When another correspondent inquired why the Anglo-Indian word cournac had been excluded from the dictionary, Murray responded that it had ‘no claim whatever to be English, either in origins, form, or use’ (000323A). This was an uncharacteristic mistake: the word had actually appeared in the dictionary fascicle C–Cass (1888), edited by Murray, under the spelling carnac. Clearly stung, however, Murray complained that ‘every newspaper contains South African Dutch, Malay, Patagonian, Alaskan, Samoan, or Chinese word [sic] “new to Murray”, who confesses ignorance of all these far-off languages, and is merely a Little-Englander in lexicography’. The documentation of such words would have to wait for the ‘bolder notion of an Imperial Dictionary’, he concluded: ‘we find the language of Little England enough for us’.

The new English words that the OED did record (including carnac) confirm the sarcasm of this last remark. Still, that does not mean Murray was free of a sense of old-country superiority. When a third correspondent—apparently a resident of another country—asked Murray for advice on how to pronounce pronunciation, he admonished her, ‘Outside England (i.e. in U.S, Scotland, Ireland, the colonies), much more than in England, people are apt to think that there is only one “correct” or “proper”, or “right” pronunciation of a word’; by contrast, ‘Every educated Englishman regards himself as, to a certain extent, the master of his language, and wields it as a master of his trade wields his tool’ (950105A). This is hard to credit, given the linguistic prescriptivism extant in nineteenth-century England (see ‘Standards of “Correct” English’), and the fact that British—and more specifically English—English was held up as a model for colonial speakers to follow.

The OED itself was an instrument for promoting British English within and beyond the British Empire. When the Philological Society first approached OUP to publish the dictionary, Henry Sweet had envisioned its being ‘adopted in Great Britain and its colonies and dependencies, and in the United States, and, indeed in the civilized world generally’ (770420A). Soon after the first two parts of the OED were issued, a correspondent requested copies to exhibit in Australia (860111A). Murray himself, who would visit the South African colonies in 1905, later noted that he had seen ‘copies of [the dictionary] (as far as published) in every one of the Government Offices there’ (150108A). Ultimately, the OED recorded the linguistic history—and expanded the linguistic knowledge—of English speakers from many different nations, but the dictionary’s dominant point of view was that of England. The documentation of World Englishes is one area that the OED’s present-day editors are working hard to improve.

Further reading

Benson, Phil. (2001). Ethnocentrism and the English Dictionary. London and New York: Routledge.

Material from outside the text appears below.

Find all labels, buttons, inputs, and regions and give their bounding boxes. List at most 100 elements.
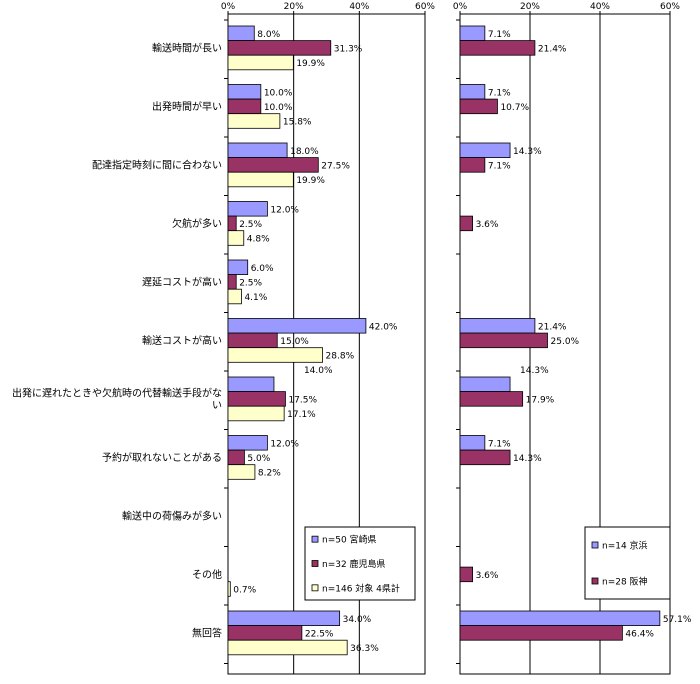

Mugglestone, Lynda. (2012). ‘Patriotism, Empire and Cultural Prescriptivism: Images of Anglicity in the OED’. In C. Percy and M. C. Davidson (Eds.), The Languages of Nation (pp. 175–191). Bristol: Multilingual Matters.

Ogilvie, Sarah. (2013). Words of the World: A Global History of the Oxford English Dictionary. Cambridge: Cambridge University Press.

Salazar, Danica. (2014). ‘Towards Improved Coverage of Southeast Asian Englishes in the Oxford English Dictionary’. Lexicography: Journal of ASIALEX, 1, 95–108.

1. [Criticisms on the English Dictionary], 10 May 1883 (unpublished, OUP Archives, Markby C/2).
2. The New English Dictionary: Suggestions for Guidance in Preparing Copy for the Press, August 1883 (unpublished, OUP Archives, B/5/1/3). Both headwords were preceded by tramlines (||) to show that Murray did not judge them to be completely naturalized in English.